Dalam pernyataannya kepada Al Jazeera Net, al-Thawabta menjelaskan bahwa truk-truk pertama yang membawa bantuan kemanusiaan mulai memasuki wilayah Gaza pada Minggu (12/10).
Proses distribusi bantuan akan dilakukan oleh lembaga serta komite masyarakat yang telah lama bekerja di sektor tersebut.
Menurutnya, Gaza kini menghadapi “kelangkaan ekstrem” dalam hal bahan makanan, air layak minum, dan obat-obatan.
Ia menambahkan, lebih dari 90 persen infrastruktur sipil di wilayah itu hancur, sementara sekitar dua juta warga mengalami pengungsian paksa.
“Pemerintah setempat bekerja dengan seluruh kapasitas yang tersisa untuk menjamin batas minimum kebutuhan hidup melalui rencana darurat dan pemulihan,” ujarnya.
Kesepakatan gencatan senjata antara Israel dan Hamas yang dicapai pekan lalu membawa jeda sementara dalam serangan udara dan artileri.

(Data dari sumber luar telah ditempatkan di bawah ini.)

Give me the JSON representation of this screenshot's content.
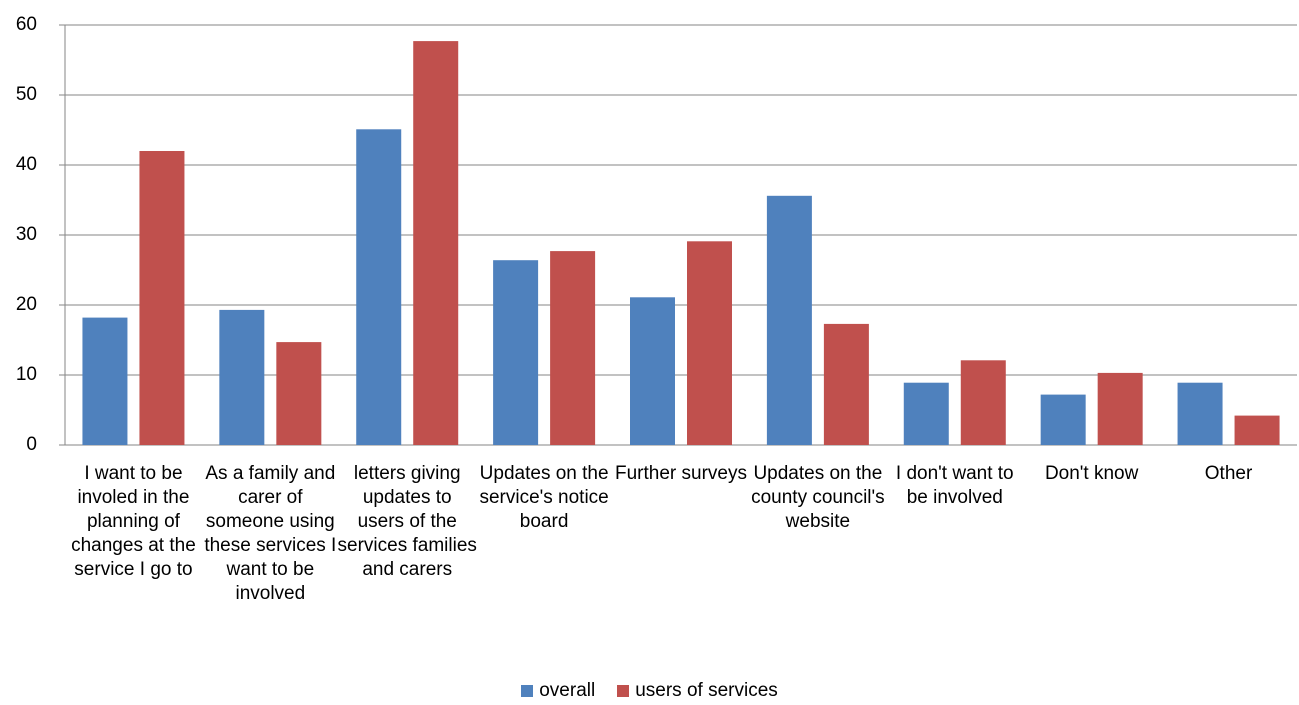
{
  "chart_data": {
    "type": "bar",
    "categories": [
      "I want to be involed in the planning of changes at the service I go to",
      "As a family and carer of someone using these services I want to be involved",
      "letters giving updates to users of the services families and carers",
      "Updates on the service's notice board",
      "Further surveys",
      "Updates on the county council's website",
      "I don't want to be involved",
      "Don't know",
      "Other"
    ],
    "series": [
      {
        "name": "overall",
        "color": "#4f81bd",
        "values": [
          18.2,
          19.3,
          45.1,
          26.4,
          21.1,
          35.6,
          8.9,
          7.2,
          8.9
        ]
      },
      {
        "name": "users of services",
        "color": "#c0504d",
        "values": [
          42,
          14.7,
          57.7,
          27.7,
          29.1,
          17.3,
          12.1,
          10.3,
          4.2
        ]
      }
    ],
    "ylim": [
      0,
      60
    ],
    "yticks": [
      0,
      10,
      20,
      30,
      40,
      50,
      60
    ],
    "grid": true,
    "legend": "bottom"
  }
}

Selain itu juga memberikan kesempatan sekilas bagi warga Gaza untuk “menarik napas” setelah dua tahun perang yang disebut al-Thawabta sebagai “pemusnahan total terhadap kehidupan sipil.”
Kehidupan yang nyaris lumpuh
Dua tahun setelah serangan besar-besaran Israel, penduduk Gaza kini hidup dalam kondisi serba kekurangan.
Kelangkaan pangan, air bersih, dan obat-obatan membuat kebutuhan dasar menjadi perjuangan harian.
Al-Thawabta menekankan bahwa otoritas pemerintahan di Gaza terus berupaya menyediakan kebutuhan minimum, sambil melaksanakan rencana tanggap darurat dan program pemulihan.
Tujuannya, guna menjaga martabat warga dan meringankan penderitaan mereka di tengah situasi luar biasa yang ditimbulkan oleh agresi berkepanjangan.
Namun, meski ada upaya pemerintah dan bantuan internasional yang mulai berdatangan, kehidupan sehari-hari warga Gaza masih menggantung antara harapan untuk kembali ke kehidupan normal dan kenyataan pahit kehancuran.
Sektor kesehatan tetap lumpuh: 38 rumah sakit tidak lagi beroperasi, sementara dinas pertahanan sipil kehilangan 140 personelnya dan puluhan markas serta kendaraan hancur.
Kembali ke Gaza Utara
Mengenai arus warga yang mulai kembali ke wilayah utara, al-Thawabta menjelaskan bahwa proses itu berjalan perlahan dan dengan kewaspadaan tinggi, di bawah pengawasan langsung pemerintah demi keselamatan warga.
“Wilayah utara masih hancur total, tanpa listrik, air, maupun layanan kesehatan,” ujarnya.
Meski begitu, tim-tim lapangan pemerintah terus bekerja untuk membuka jalur-jalur aman, menyalurkan bantuan darurat, dan mengaktifkan kembali sejumlah pusat layanan dasar dalam kapasitas terbatas.
Prioritas utama, kata al-Thawabta, adalah membersihkan reruntuhan, menyediakan titik-titik air dan pangan, serta tempat penampungan sementara bagi warga yang kembali, sebagai bagian dari rencana pemulihan bertahap di tengah keterbatasan sumber daya.
“Semua ini dilakukan dalam kerangka pengaturan keamanan yang ketat untuk menjaga ketertiban dan mencegah pelanggaran, sambil melanjutkan upaya menstabilkan kondisi di wilayah yang paling terdampak,” katanya menegaskan.
Sejak 7 Oktober 2023, serangan besar-besaran Israel telah menghancurkan sebagian besar Jalur Gaza, meratakan lebih dari 90 persen infrastrukturnya, dan memaksa hampir seluruh penduduknya mengungsi lebih dari satu kali.
Serangan itu juga menewaskan, melukai, dan menyebabkan hilangnya ratusan ribu warga Palestina — meninggalkan luka kemanusiaan yang dalam dan wilayah yang hampir mustahil dikenali.